Consequences of deficiencies?
General vitamin and mineral deficiency
Deficiency of minerals (such as zinc, magnesium, iron, copper, calcium, … ) and vitamins (such as vitamin A, B1, B6, B9, B12, C, D, E, …) deficiency leads to reduced health. Typical complaints are fatigue, trouble concentrating, insomnia, listlessness, muscle cramps, hair loss, …
General calcium deficiency
Calcium is important for bone formation and for the maintenance of strong bones. In case of long-term calcium deficiency, the body will extract calcium from the bones. This may lead to osteoporosis or bone decalcification and/or bone fractures. You may also suffer from confusion, forgetfulness, muscle cramps, muscle weakness, …
Specific vitamin B12 deficiency
Vitamin B12, a water-soluble vitamin, is important for the production of red blood cells and for a normal functioning of the nerves and brains. Vitamin B12 has to bind to the “Intrinsic Factor” for absorption into the body. The “Intrinsic Factor” is produced in the stomach. When part of the stomach has been removed, little to no intrinsic factor can be produced. Vitamin B12 deficiencies are thus inevitable.

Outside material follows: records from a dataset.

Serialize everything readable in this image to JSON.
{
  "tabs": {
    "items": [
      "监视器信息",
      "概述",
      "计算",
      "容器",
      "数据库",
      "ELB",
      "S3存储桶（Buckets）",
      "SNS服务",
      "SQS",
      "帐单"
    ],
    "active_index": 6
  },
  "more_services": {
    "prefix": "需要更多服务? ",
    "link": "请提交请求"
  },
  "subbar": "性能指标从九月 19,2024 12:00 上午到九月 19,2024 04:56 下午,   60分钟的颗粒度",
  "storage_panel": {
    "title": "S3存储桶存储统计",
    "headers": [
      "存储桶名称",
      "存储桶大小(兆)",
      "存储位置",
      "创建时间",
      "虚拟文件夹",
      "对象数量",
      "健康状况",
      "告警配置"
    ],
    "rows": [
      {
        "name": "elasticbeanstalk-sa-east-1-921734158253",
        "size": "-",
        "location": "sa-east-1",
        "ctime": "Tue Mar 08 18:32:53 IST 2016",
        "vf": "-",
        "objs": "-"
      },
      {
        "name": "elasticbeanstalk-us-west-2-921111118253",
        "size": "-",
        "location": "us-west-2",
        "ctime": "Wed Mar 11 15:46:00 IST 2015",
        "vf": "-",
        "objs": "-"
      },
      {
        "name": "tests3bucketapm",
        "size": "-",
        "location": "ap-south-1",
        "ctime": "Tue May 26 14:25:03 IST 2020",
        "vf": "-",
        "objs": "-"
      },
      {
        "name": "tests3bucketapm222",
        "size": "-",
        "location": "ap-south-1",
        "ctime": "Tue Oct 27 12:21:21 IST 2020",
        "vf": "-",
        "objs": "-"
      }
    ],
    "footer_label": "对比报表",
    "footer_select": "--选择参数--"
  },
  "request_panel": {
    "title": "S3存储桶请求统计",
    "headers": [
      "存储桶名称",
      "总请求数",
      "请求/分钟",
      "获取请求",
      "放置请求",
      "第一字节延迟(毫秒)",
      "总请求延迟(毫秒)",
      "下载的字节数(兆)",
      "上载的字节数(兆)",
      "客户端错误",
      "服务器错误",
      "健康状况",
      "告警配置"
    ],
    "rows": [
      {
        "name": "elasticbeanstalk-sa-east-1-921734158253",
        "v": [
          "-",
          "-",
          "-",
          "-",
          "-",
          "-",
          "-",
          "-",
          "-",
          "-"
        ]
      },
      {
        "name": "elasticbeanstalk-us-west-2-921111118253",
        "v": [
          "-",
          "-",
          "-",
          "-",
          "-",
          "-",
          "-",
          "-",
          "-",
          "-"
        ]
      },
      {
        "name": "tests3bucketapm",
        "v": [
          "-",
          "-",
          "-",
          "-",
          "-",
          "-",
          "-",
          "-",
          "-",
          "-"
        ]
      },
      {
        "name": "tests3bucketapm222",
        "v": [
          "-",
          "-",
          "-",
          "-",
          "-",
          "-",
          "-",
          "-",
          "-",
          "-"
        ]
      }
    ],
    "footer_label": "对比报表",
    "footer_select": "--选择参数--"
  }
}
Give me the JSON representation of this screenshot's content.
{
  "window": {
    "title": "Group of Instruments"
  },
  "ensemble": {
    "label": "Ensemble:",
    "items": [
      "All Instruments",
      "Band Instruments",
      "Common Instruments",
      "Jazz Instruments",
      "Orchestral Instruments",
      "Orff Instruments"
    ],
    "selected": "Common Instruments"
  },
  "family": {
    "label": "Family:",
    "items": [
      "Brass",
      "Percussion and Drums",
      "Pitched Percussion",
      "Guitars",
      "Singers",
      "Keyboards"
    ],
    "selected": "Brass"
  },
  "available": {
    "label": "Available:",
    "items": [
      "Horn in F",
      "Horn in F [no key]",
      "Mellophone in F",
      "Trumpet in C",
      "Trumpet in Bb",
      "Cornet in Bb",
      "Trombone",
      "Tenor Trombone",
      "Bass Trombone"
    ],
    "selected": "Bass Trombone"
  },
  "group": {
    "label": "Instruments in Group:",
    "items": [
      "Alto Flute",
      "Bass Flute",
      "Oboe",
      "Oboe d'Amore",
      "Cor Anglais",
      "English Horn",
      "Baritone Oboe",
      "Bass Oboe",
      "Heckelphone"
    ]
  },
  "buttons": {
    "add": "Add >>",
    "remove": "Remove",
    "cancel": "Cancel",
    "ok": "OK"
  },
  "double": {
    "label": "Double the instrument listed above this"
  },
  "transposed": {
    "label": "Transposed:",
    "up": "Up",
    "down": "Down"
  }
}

Lasting vitamin B12 deficiencies may lead to anemia through a decrease of the number of red blood cells, but also to neurological problems such as muscle weakness, confusion, forgetfulness, increased irritability, …
Specific iron deficiency
Iron is an important mineral that supports the production of red blood cells and helps to fight fatigue. An iron deficiency will be noticeable quite quickly: lack of energy, fatigue, headache, dizziness, concentration problems… A clear iron deficiency may reduce your immunity, leading to increased risk of diseases.

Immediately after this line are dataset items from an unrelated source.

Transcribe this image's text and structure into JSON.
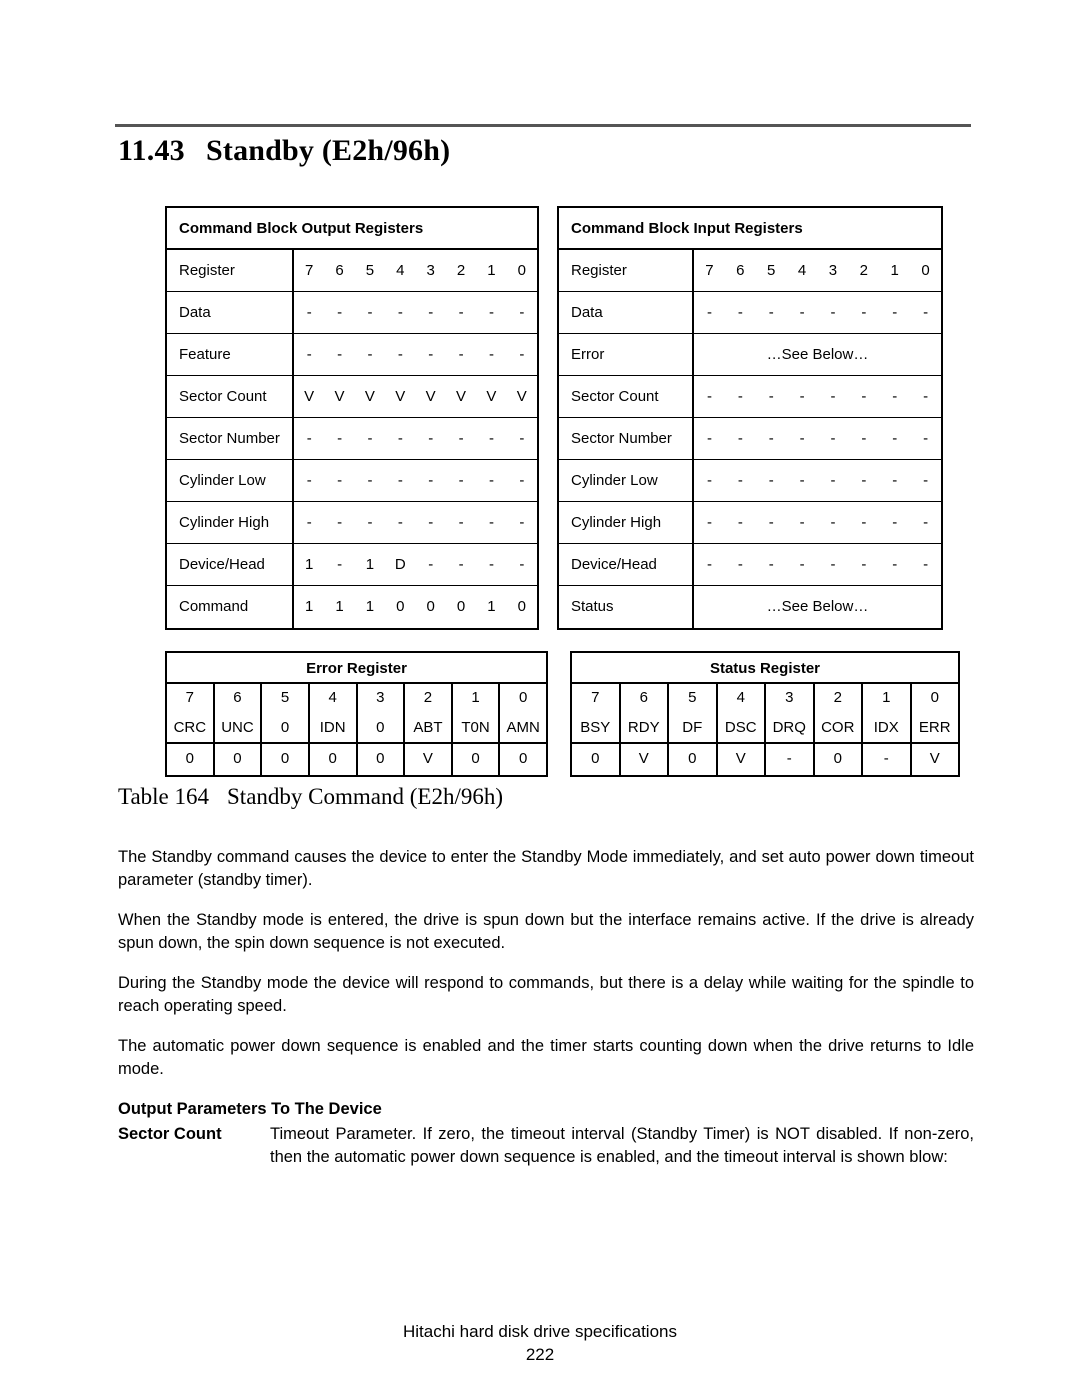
{
  "section": {
    "number": "11.43",
    "title": "Standby (E2h/96h)"
  },
  "output_registers": {
    "caption": "Command Block Output Registers",
    "rows": [
      {
        "label": "Register",
        "bits": [
          "7",
          "6",
          "5",
          "4",
          "3",
          "2",
          "1",
          "0"
        ]
      },
      {
        "label": "Data",
        "bits": [
          "-",
          "-",
          "-",
          "-",
          "-",
          "-",
          "-",
          "-"
        ]
      },
      {
        "label": "Feature",
        "bits": [
          "-",
          "-",
          "-",
          "-",
          "-",
          "-",
          "-",
          "-"
        ]
      },
      {
        "label": "Sector Count",
        "bits": [
          "V",
          "V",
          "V",
          "V",
          "V",
          "V",
          "V",
          "V"
        ]
      },
      {
        "label": "Sector Number",
        "bits": [
          "-",
          "-",
          "-",
          "-",
          "-",
          "-",
          "-",
          "-"
        ]
      },
      {
        "label": "Cylinder Low",
        "bits": [
          "-",
          "-",
          "-",
          "-",
          "-",
          "-",
          "-",
          "-"
        ]
      },
      {
        "label": "Cylinder High",
        "bits": [
          "-",
          "-",
          "-",
          "-",
          "-",
          "-",
          "-",
          "-"
        ]
      },
      {
        "label": "Device/Head",
        "bits": [
          "1",
          "-",
          "1",
          "D",
          "-",
          "-",
          "-",
          "-"
        ]
      },
      {
        "label": "Command",
        "bits": [
          "1",
          "1",
          "1",
          "0",
          "0",
          "0",
          "1",
          "0"
        ]
      }
    ]
  },
  "input_registers": {
    "caption": "Command Block Input Registers",
    "rows": [
      {
        "label": "Register",
        "bits": [
          "7",
          "6",
          "5",
          "4",
          "3",
          "2",
          "1",
          "0"
        ]
      },
      {
        "label": "Data",
        "bits": [
          "-",
          "-",
          "-",
          "-",
          "-",
          "-",
          "-",
          "-"
        ]
      },
      {
        "label": "Error",
        "span": "…See Below…"
      },
      {
        "label": "Sector Count",
        "bits": [
          "-",
          "-",
          "-",
          "-",
          "-",
          "-",
          "-",
          "-"
        ]
      },
      {
        "label": "Sector Number",
        "bits": [
          "-",
          "-",
          "-",
          "-",
          "-",
          "-",
          "-",
          "-"
        ]
      },
      {
        "label": "Cylinder Low",
        "bits": [
          "-",
          "-",
          "-",
          "-",
          "-",
          "-",
          "-",
          "-"
        ]
      },
      {
        "label": "Cylinder High",
        "bits": [
          "-",
          "-",
          "-",
          "-",
          "-",
          "-",
          "-",
          "-"
        ]
      },
      {
        "label": "Device/Head",
        "bits": [
          "-",
          "-",
          "-",
          "-",
          "-",
          "-",
          "-",
          "-"
        ]
      },
      {
        "label": "Status",
        "span": "…See Below…"
      }
    ]
  },
  "error_register": {
    "title": "Error Register",
    "bit_numbers": [
      "7",
      "6",
      "5",
      "4",
      "3",
      "2",
      "1",
      "0"
    ],
    "bit_names": [
      "CRC",
      "UNC",
      "0",
      "IDN",
      "0",
      "ABT",
      "T0N",
      "AMN"
    ],
    "bit_values": [
      "0",
      "0",
      "0",
      "0",
      "0",
      "V",
      "0",
      "0"
    ]
  },
  "status_register": {
    "title": "Status Register",
    "bit_numbers": [
      "7",
      "6",
      "5",
      "4",
      "3",
      "2",
      "1",
      "0"
    ],
    "bit_names": [
      "BSY",
      "RDY",
      "DF",
      "DSC",
      "DRQ",
      "COR",
      "IDX",
      "ERR"
    ],
    "bit_values": [
      "0",
      "V",
      "0",
      "V",
      "-",
      "0",
      "-",
      "V"
    ]
  },
  "table_caption": {
    "number": "Table 164",
    "text": "Standby Command (E2h/96h)"
  },
  "body": {
    "paragraph_1": "The Standby command causes the device to enter the Standby Mode immediately, and set auto power down timeout parameter (standby timer).",
    "paragraph_2": "When the Standby mode is entered, the drive is spun down but the interface remains active. If the drive is already spun down, the spin down sequence is not executed.",
    "paragraph_3": "During the Standby mode the device will respond to commands, but there is a delay while waiting for the spindle to reach operating speed.",
    "paragraph_4": "The automatic power down sequence is enabled and the timer starts counting down when the drive returns to Idle mode.",
    "subheading": "Output Parameters To The Device",
    "param_name": "Sector Count",
    "param_desc": "Timeout Parameter. If zero, the timeout interval (Standby Timer) is NOT disabled. If non-zero, then the automatic power down sequence is enabled, and the timeout interval is shown blow:"
  },
  "footer": {
    "text": "Hitachi hard disk drive specifications",
    "page": "222"
  }
}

Specific vitamin D deficiency
Vitamin D is a fat soluble vitamin, obtained partly from sun exposure (UV light), through the skin, and partly from food. Vitamin D ensures a good immunity and strong bones and teeth by helping with the absorption of calcium and phosphorus from nutrition. In case of a lack of sun exposure and/or a low dietary intake, vitamin D deficiency may occur. Moreover, vitamin D deficiencies are very common among people who have undergone bariatric surgery. That is because vitamin D is stored mainly in the fat mass, as a result of which these people run a great risk of having a vitamin D deficiency already before bariatric surgery. A lasting vitamin D deficiency may lead to several disorders.
Don’t forget the proteins
Proteins are the building blocks of our bodies (bones) and help maintain muscle mass. In case of a lack of proteins, muscle atrophy may occur. After bariatric surgery, it may be difficult to take the daily recommended amount of proteins through nutrition. Supplementation may be recommended to help achieve this goal.